As the 1910s progressed, Bray's studio became a powerhouse in the early animation industry. The studio assembled a staff that included many accomplished animators, and it produced a steady and widely distributed stream of animated shorts. Bray contributed a series featuring his Colonel Heeza Liar series, which was among the most popular series of animated shorts in that era.

Bray Productions produced over 500 films between 1913 and 1937, mostly animation films and documentary shorts. Cartoonist Paul Terry worked briefly for Bray Studios in 1916. Bray produced the first animated film in color, The Debut of Thomas Cat (1920), in Brewster Color.
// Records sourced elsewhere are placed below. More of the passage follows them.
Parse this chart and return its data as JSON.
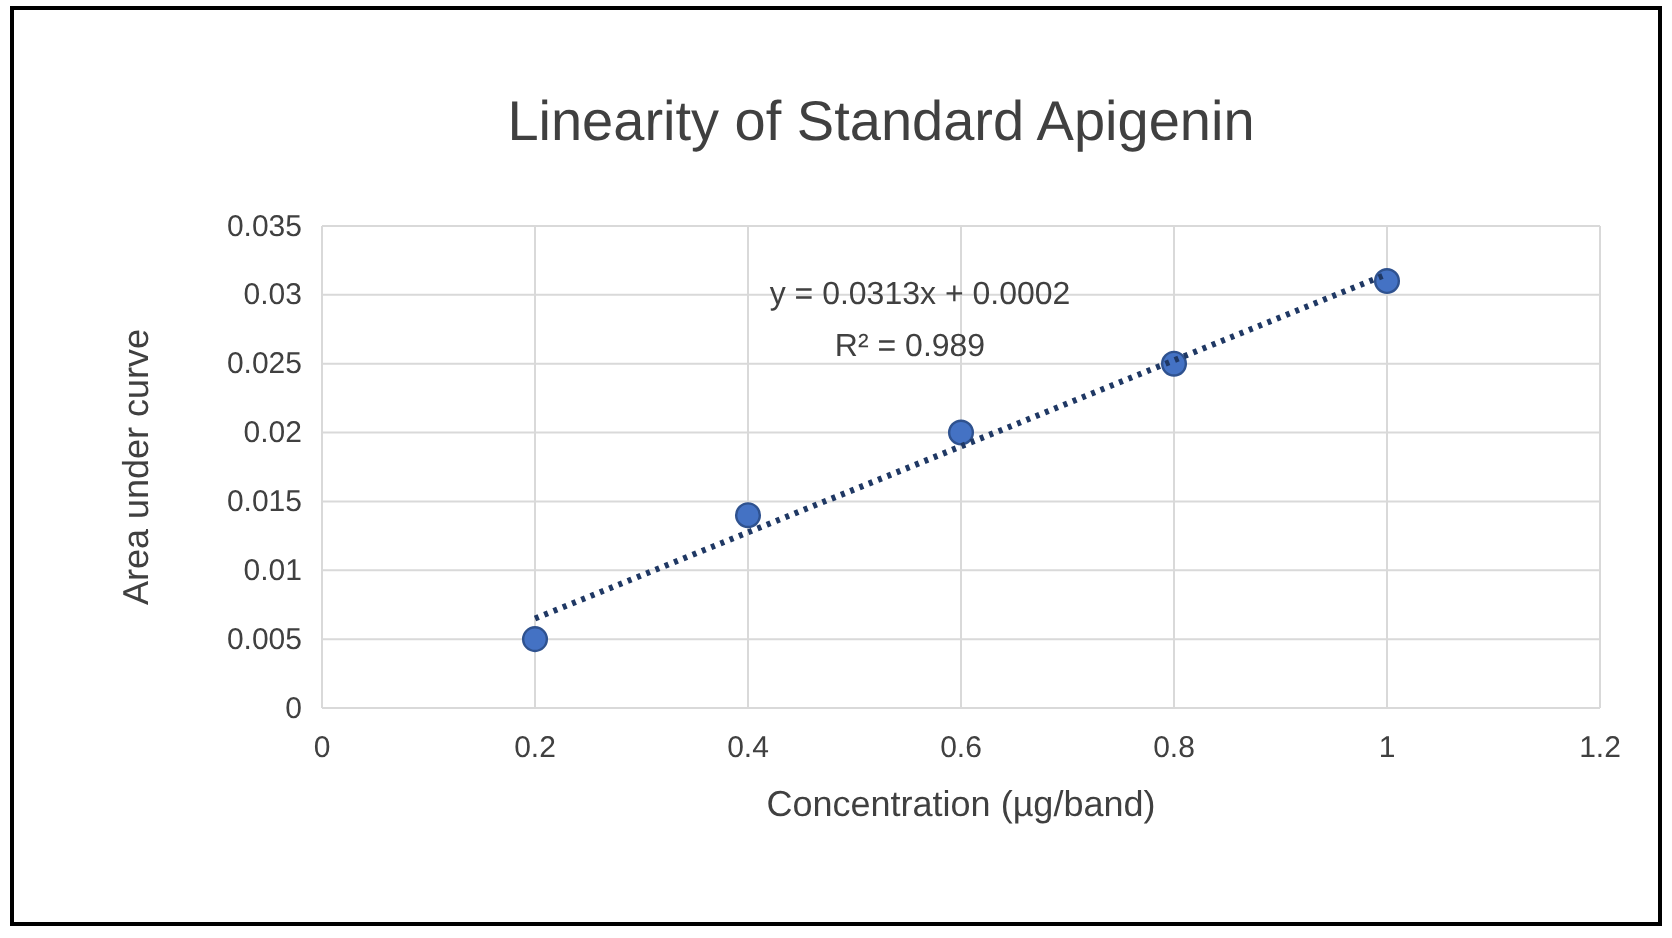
{
  "chart_data": {
    "type": "scatter",
    "title": "Linearity of Standard Apigenin",
    "xlabel": "Concentration (µg/band)",
    "ylabel": "Area under curve",
    "xlim": [
      0,
      1.2
    ],
    "xticks": [
      0,
      0.2,
      0.4,
      0.6,
      0.8,
      1,
      1.2
    ],
    "ylim": [
      0,
      0.035
    ],
    "yticks": [
      0,
      0.005,
      0.01,
      0.015,
      0.02,
      0.025,
      0.03,
      0.035
    ],
    "grid": true,
    "series": [
      {
        "color": "#4472c4",
        "marker": "circle",
        "x": [
          0.2,
          0.4,
          0.6,
          0.8,
          1
        ],
        "values": [
          0.005,
          0.014,
          0.02,
          0.025,
          0.031
        ]
      },
      {
        "type": "line",
        "color": "#1f3864",
        "marker": "none",
        "line_style": "dotted",
        "x": [
          0.2,
          1
        ],
        "values": [
          0.0065,
          0.0315
        ]
      }
    ],
    "annotations": [
      "y = 0.0313x + 0.0002",
      "R² = 0.989"
    ]
  }
}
The entertainment branch of Bray Pictures Corporation closed in 1928. Documentary production for theatrical release continued through the late 1930s. The educational and commercial branch, Brayco, made mostly filmstrips from the 1920s until it closed in 1963. Bray Studios was still in operation in the 1990s due to his grandson Paul.

Jam Handy's company, the Jam Handy Organization, began as a Chicago-Detroit division of Bray Studios, to service the auto industry's need for industrial films. Jam Handy made several thousand industrial and sponsored films and tens of thousands of filmstrips, many for the auto industry, closed in 1973.

Bray visited Winsor McCay during his production of Gertie the Dinosaur and claimed to be a journalist writing an article about animation. McCay was very open about the techniques that he developed and showed all the details to Bray. John Randolph Bray later patented many of McCay's methods and unsuccessfully tried to sue the other animator; McCay prevailed, however, and received royalties from Bray for several years thereafter.

==Later life==
Bray celebrated his 96th birthday at the Museum of Modern Art, which presented his films from August 25 to August 31, 1975. At the reception of the showings, he said, "I don't know what to say because it's been so many years since I've had to do with film. You'll have to excuse me a little bit, because my memory is pretty well gone."

J.R. Bray died at his home in Bridgeport, Connecticut on October 10, 1978, at the age of 99.